Finance for Adaptation and Loss and Damage
Time to Step Up Action
This Oxfam International and CARE brief outlines the key challenges on adaptation finance that governments could advance at the One Planet Summit and in the course of 2018 to raise ambition.
Finance for Adaptation and Loss and Damage
Time to step up action
Adaptation finance continues to be neglected. There is virtually no progress in increasing the share of adaptation finance in overall climate finance, despite the objective to reach a balance between mitigation and adaptation. Worse, adaptation finance is too often provided as loans, rather than grants, indebting developing countries further, in order to address a crisis they had little or no role in causing. And developed countries usually over-estimate the actual support they are providing, by using a generous accounting methodology for projects where adaptation components are only minor or adaptation is only one of several objectives. Furthermore, there is still a lot of work to do to ensure adaptation initiatives – projects, programmes, policies – promote gender equality and human rights and integrate key principles of good adaptation practice.

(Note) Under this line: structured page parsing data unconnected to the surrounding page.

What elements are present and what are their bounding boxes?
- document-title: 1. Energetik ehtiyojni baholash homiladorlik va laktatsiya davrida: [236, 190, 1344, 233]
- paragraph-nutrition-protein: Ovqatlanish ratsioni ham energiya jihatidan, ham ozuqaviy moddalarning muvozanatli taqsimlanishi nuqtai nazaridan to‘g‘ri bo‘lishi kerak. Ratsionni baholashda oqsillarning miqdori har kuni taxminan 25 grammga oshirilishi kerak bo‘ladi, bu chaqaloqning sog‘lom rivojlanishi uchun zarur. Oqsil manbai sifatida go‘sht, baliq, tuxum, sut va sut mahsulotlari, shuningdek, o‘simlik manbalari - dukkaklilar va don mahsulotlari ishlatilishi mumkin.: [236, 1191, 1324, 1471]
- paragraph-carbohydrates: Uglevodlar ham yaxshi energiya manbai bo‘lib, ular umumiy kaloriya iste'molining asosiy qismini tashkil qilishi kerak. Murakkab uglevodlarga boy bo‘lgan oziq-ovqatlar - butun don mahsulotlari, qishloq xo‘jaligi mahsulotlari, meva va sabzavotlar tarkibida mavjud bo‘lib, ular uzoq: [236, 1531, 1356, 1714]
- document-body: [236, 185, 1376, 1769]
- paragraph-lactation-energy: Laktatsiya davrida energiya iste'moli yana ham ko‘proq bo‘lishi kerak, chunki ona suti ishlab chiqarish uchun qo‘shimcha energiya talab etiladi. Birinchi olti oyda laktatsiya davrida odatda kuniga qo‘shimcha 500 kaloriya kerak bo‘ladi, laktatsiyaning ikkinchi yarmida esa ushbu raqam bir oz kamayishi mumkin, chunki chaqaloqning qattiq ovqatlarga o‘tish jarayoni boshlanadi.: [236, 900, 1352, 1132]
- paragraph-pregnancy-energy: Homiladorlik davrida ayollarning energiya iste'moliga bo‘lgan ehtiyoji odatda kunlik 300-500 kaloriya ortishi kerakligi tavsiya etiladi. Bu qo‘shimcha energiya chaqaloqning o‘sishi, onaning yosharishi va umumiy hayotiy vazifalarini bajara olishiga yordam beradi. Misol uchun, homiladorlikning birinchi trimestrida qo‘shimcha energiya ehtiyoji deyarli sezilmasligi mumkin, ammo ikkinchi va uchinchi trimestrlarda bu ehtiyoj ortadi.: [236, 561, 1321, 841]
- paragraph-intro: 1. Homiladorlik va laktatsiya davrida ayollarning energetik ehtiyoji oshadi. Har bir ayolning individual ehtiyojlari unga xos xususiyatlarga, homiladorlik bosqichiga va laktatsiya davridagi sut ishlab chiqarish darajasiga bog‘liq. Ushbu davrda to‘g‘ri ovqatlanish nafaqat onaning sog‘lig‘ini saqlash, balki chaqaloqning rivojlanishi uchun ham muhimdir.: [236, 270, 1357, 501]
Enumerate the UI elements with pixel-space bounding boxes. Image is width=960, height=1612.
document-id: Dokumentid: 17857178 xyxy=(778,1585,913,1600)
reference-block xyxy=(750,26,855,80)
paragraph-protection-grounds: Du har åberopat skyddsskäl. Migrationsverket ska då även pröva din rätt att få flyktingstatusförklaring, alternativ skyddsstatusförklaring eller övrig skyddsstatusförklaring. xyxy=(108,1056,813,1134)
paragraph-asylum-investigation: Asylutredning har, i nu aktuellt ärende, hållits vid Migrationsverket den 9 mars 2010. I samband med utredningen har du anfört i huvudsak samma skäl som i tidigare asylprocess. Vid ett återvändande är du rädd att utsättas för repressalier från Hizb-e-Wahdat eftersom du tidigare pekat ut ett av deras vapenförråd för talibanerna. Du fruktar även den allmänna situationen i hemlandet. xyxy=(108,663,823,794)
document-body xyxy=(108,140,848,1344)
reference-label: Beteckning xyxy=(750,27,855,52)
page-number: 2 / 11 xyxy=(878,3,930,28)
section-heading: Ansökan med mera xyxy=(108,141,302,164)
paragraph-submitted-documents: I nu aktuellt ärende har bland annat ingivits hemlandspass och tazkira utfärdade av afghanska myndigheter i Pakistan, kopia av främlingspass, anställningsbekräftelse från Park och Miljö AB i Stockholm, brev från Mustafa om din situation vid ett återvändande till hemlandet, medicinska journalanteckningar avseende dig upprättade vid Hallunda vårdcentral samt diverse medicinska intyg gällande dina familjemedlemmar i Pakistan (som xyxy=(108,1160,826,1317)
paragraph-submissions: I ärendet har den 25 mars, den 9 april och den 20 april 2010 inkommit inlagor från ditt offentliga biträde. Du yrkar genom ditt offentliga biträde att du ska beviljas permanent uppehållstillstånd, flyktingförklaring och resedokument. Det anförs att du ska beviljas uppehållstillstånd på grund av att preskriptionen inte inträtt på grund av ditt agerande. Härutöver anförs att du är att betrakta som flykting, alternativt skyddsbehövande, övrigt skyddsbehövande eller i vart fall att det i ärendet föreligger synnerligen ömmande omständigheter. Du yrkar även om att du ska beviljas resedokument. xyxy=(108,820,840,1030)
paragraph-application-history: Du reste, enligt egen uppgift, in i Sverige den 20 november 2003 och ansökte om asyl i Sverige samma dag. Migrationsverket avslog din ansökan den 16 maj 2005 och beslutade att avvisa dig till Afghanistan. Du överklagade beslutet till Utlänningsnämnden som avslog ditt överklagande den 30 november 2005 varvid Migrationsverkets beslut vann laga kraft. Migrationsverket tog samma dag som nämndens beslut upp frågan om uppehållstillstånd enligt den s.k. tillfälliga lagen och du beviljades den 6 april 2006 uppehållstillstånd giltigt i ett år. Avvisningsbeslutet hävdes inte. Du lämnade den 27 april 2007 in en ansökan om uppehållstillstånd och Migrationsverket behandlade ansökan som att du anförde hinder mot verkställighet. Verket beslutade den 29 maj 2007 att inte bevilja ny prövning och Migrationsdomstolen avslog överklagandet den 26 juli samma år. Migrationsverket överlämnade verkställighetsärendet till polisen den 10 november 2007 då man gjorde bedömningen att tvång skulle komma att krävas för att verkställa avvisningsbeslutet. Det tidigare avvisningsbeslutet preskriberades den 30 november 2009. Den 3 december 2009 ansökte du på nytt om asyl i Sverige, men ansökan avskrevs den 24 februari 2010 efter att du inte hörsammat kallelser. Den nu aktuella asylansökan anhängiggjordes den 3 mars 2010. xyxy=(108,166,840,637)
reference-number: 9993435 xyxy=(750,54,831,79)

Following COP23, the One Planet Summit is an important high-level event targeting climate finance. Jointly, these events set the stage for 2018 which must be a year of increased action and ambition on all fronts, given that the world is heading towards a large-scale, planetary disaster if emissions are not curbed immediately and significantly. Increasing finance to support developing countries in tackling climate change impacts, through adaptation and addressing loss and damage, is essential to put people and the planet at the centre. Good adaptation can save lives and protect livelihoods, and it requires sufficient resources to be scaled-up across many countries.